Brooklyn's Lesbian Teachers Manipulate Media with Phony Insulin Defense

Posted By on Thu, Jan 13, 2011 at 9:49 AM

The author, receiving his morning insulin shot
  • The author, receiving his morning insulin shot
If you've seen a tabloid lately, you've heard of the two recently fired teachers at Madison accused of engaging in sexual congress on school grounds. A janitor says he found the women entangled in cunnilingus; the teachers say it's all a big misunderstanding, that actually the Spanish teacher is a diabetic, and her blood sugar was low, and her friend the French teacher was actually helping her to administer an insulin shot. Why was the Spanish teacher's shirt off? To use as a pillow!

As a diabetic, I know that life is hard for people with the disease, especially in a city in which police routinely deny them their life-saving medicine. And low blood sugar can be a terrifying ordeal, like a slow slide into warm death. I'm sympathetic to the woman. (We even share an aversion to overhead lighting!) But it also sounds like she's full of shit—and, worst of all, exploiting the public's general ignorance of the disease, spreading misinformation to save her ass.

Diabetes is a complex affliction that many reporters don't take the time to understand; news stories about it and those afflicted with it routinely make basic factual errors or erroneous implications. For one example, consider this July Times story by Corey Kilgannon, about diabetic baseball players for the Brooklyn Cyclones:

[Shortstop Rylan Sandoval] must give himself frequent insulin injections, sometimes between innings.

“There are times you’re out in the field and you can feel your blood sugar dropping,” Mr. Sandoval said. “You start to get woozy and you just hope the inning is over quick.”

The implication made by placing that quote after that statement is that insulin raises blood sugar—that when it gets too low, a shot of insulin makes things right again. But in fact, the opposite is true: insulin gives the diabetic the ability to metabolize carbohydrates that it otherwise lacks. Taking a shot of insulin when blood sugar is low would be like cutting open a mortal wound so it would bleed faster.
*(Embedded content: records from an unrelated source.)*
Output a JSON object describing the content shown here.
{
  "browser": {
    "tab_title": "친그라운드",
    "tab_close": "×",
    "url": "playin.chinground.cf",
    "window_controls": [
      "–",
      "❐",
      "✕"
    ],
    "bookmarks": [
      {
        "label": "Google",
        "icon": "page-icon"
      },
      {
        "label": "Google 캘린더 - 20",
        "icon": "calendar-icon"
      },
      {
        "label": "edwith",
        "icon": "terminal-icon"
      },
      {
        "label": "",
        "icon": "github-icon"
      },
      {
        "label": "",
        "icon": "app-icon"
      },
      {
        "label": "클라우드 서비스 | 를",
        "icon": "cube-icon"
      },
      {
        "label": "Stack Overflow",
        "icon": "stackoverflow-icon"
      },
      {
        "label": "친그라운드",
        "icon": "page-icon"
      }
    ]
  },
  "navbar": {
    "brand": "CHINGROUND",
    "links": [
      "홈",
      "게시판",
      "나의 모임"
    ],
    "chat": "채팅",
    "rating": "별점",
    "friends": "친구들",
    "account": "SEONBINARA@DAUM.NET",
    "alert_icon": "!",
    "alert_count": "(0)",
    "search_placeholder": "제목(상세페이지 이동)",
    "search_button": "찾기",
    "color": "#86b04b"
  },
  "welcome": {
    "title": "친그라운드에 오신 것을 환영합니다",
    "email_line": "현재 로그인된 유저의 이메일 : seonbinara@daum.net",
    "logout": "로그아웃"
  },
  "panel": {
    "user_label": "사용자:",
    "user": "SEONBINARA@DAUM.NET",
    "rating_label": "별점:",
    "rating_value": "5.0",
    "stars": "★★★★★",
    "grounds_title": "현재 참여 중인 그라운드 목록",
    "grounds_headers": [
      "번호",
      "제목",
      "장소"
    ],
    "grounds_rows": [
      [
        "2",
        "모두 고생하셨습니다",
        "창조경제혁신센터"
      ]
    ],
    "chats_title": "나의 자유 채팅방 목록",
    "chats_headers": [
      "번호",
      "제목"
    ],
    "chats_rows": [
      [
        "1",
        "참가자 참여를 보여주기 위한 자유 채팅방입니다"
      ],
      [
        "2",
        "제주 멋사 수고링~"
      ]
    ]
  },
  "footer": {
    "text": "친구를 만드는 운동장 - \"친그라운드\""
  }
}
Which brings us back to our lesbian teachers, and the fact that taking an insulin shot to solve a low-blood-sugar problem makes no sense, though for days the tabloids have been reporting it as "the other side of the story," leaving the reader to decide. Finally, today, the Post sets things right:

“If [the Spanish teacher] had low blood sugar, insulin would have harmed her,” [the case's arbitrator] wrote. “Yet, her excuse was that she needed insulin because her sugar level was low. [The French teacher] is a liar.”

Hear, hear. And the newspapers are just dumb.